Der designierte bayerische Ministerpräsident Markus Söder (CSU). Foto: Nicolas Armer
Kursdebatte

Söder will konsequente Abschiebung

Der designierte bayerische Ministerpräsident Markus Söder hat ein schärferes politisches Profil der Unionsparteien angemahnt. Zudem müsse sich der Staat weiter stark darum bemühen, abgelehnte Asylbewerber abzuschieben.

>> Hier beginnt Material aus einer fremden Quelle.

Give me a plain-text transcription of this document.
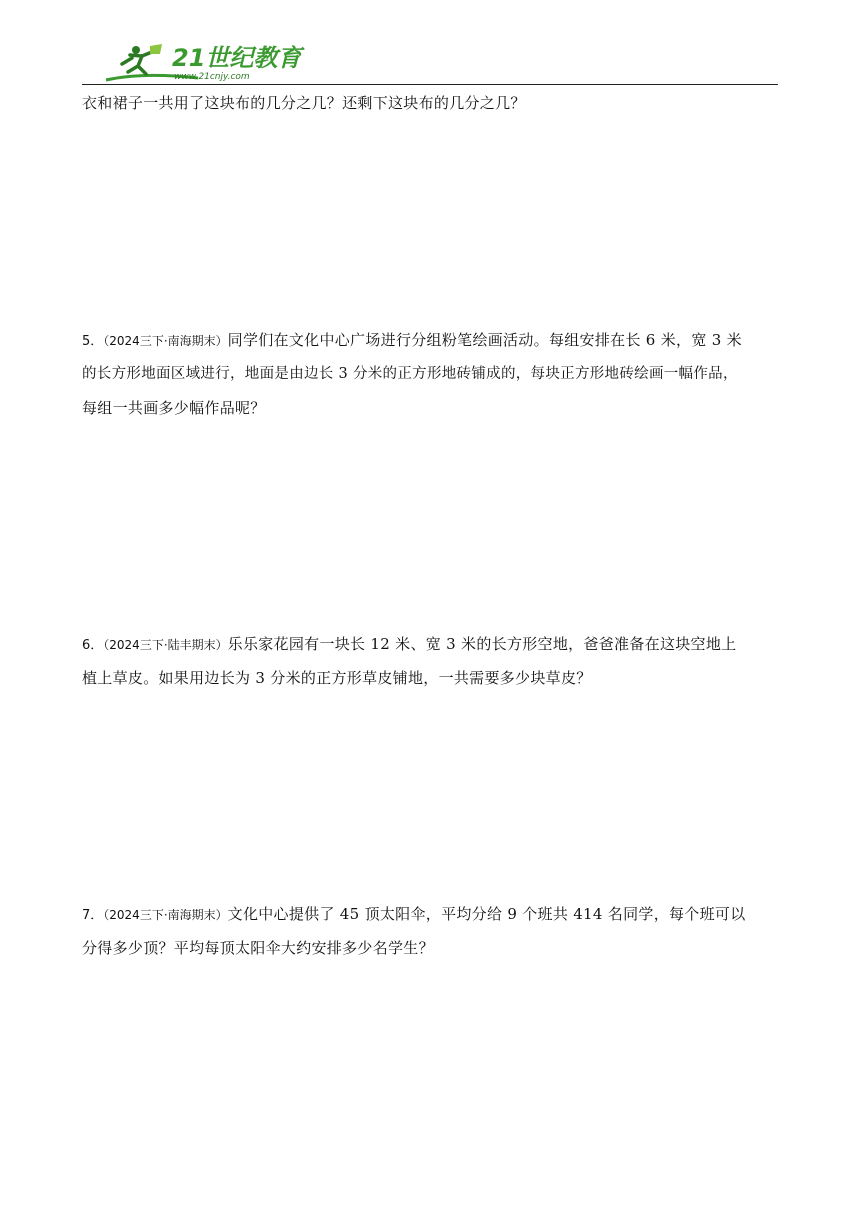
21世纪教育
www.21cnjy.com
衣和裙子一共用了这块布的几分之几？还剩下这块布的几分之几？
5．（2024三下·南海期末）同学们在文化中心广场进行分组粉笔绘画活动。每组安排在长 6 米，宽 3 米
的长方形地面区域进行，地面是由边长 3 分米的正方形地砖铺成的，每块正方形地砖绘画一幅作品，
每组一共画多少幅作品呢？
6．（2024三下·陆丰期末）乐乐家花园有一块长 12 米、宽 3 米的长方形空地，爸爸准备在这块空地上
植上草皮。如果用边长为 3 分米的正方形草皮铺地，一共需要多少块草皮？
7．（2024三下·南海期末）文化中心提供了 45 顶太阳伞，平均分给 9 个班共 414 名同学，每个班可以
分得多少顶？平均每顶太阳伞大约安排多少名学生？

Der deutsche Staat muss sich aus Sicht des designierten bayerischen Ministerpräsidenten Markus Söder (CSU) weiter stark darum bemühen, abgelehnte Asylbewerber in ihre Heimatstaaten abzuschieben. «Der Rechtsstaat verliert an Akzeptanz, wenn er seine eigenen Gesetze nicht durchsetzen kann», sagte er dem Redaktionsnetzwerk Deutschland.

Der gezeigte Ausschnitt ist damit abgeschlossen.